25. A composition according to claim 24 wherein component E is triallyl cyanurate, triallyl isocyanurate, triphenyl cyanurate or triglycidyl isocyanurate.

26. A composition according to claim 25 wherein component B contains an agent which suppresses ester-carbonate exchange.

27. A composition according to claim 26 wherein the exchange suppressing agent is sodium dihydrogen phosphate.

28. A composition according to claim 25 wherein component D is a polycarbonate homopolymer having a weight average molecular weight in the range of about 40,000-80,000.

29. A composition comprising the following components and reaction products thereof formed upon blending at temperatures in the range of about 100-325°C, all percentage proportions being by weight of total resinous components:
(A) about 15-35% of at least one poly-phenylene ether, (B) about 10-35% comprises at least one poly(alkylene dicarboxylate);
(C) about 8-25% of at least one elastomeric polyphenylene ether-compatible impact modifier; and (D) from 12% to about 50% of at least one aromatic polycarbonate;
with the provisos that all of component B
and at least about 60% of component D are supplied as a poly(alkylene dicarboxylate)-aromatic polycarbonate blend, and that the weight ratio of component A to component B is at most about 1.8:1.

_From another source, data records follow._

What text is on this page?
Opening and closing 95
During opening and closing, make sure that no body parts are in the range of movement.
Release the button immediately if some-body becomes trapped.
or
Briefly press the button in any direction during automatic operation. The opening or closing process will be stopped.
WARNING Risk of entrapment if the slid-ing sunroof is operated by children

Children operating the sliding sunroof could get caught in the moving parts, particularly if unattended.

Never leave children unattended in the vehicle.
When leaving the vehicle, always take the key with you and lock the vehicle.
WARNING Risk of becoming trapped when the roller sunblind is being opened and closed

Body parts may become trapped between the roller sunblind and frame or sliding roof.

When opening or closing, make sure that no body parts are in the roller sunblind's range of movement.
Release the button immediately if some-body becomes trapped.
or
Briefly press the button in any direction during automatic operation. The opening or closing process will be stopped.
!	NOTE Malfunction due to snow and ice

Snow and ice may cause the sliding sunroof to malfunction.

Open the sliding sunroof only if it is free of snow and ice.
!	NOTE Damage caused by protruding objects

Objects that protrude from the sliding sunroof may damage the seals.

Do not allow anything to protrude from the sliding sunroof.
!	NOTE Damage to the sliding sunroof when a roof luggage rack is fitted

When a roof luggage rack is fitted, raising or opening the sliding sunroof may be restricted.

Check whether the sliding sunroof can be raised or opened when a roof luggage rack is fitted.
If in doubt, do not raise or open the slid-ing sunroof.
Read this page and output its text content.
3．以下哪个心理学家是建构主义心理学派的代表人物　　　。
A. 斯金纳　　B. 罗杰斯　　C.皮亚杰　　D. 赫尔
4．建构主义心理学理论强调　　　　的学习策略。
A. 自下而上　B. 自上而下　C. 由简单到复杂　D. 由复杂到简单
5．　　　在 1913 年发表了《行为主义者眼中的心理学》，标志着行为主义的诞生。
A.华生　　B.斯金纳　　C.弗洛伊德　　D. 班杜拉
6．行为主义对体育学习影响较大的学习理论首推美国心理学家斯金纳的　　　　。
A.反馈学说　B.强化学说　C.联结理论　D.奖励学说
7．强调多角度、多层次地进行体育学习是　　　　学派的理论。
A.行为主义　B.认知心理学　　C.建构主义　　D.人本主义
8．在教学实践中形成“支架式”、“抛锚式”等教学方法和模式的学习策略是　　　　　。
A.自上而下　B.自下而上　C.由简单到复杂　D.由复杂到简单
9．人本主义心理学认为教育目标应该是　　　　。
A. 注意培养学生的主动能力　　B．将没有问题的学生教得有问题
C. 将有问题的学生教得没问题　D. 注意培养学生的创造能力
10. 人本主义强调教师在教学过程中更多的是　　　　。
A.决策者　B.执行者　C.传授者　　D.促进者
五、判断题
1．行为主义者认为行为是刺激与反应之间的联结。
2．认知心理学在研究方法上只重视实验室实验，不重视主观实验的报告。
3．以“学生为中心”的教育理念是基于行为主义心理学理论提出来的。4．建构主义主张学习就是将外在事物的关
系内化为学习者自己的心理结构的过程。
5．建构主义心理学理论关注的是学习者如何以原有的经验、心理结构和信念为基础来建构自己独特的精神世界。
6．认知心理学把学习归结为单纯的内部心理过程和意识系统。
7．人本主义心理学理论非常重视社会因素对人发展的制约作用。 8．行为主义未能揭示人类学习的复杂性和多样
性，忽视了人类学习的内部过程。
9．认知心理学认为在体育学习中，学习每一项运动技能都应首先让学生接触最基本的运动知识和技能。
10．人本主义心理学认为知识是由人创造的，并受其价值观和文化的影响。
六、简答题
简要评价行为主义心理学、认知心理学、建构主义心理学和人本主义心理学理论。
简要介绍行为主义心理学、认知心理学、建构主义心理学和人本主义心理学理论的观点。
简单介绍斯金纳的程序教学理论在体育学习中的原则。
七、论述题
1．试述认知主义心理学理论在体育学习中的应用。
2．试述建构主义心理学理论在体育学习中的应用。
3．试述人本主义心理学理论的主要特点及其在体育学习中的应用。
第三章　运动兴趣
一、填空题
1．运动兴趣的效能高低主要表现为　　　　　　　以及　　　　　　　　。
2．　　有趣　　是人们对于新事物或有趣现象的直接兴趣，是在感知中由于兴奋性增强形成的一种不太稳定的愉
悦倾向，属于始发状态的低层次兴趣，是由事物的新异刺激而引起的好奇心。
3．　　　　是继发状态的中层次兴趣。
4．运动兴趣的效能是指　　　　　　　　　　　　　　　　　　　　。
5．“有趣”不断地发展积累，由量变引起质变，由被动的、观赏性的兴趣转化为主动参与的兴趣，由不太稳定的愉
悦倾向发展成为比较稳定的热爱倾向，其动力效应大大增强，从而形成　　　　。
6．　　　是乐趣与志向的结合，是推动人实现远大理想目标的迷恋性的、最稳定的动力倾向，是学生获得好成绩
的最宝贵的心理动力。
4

30. A composition according to claim 29 wherein component A is a poly(2,6-dimethyl-1,4-phenylene ether), component B comprises a poly-(ethylene terephthalate) or a poly(butylene terephthalate) and component C is a block copolymer of at least one alkenylaromatic compound and at least one diene, and component D is a bisphenol A polycarbonate homopolymer.

31. A composition according to claim 30 wherein component B comprises a poly(butylene terephthalate) having a number average molecular weight in the range of about 20,000-70,000; component C is a triblock copolymer wherein the end blocks are derived from styrene and the midblock is derived from at least one of isoprene and butadiene and has been selectively hydrogenated to remove the aliphatic unsaturation; and component D has a weight average molecular weight in the range of about 40,000-80,000.

32. A composition according to claim 31 wherein component B contains an agent which suppresses ester-carbonate exchange.

33. A composition according to claim 32 wherein the exchange suppressing agent is sodium dihydrogen phosphate.

34. A composition according to claim 33 which comprises about 10-20% of component C and about 20-40% of component D, and wherein the weight ratio of component A to component B is about 0.7-1.8:1.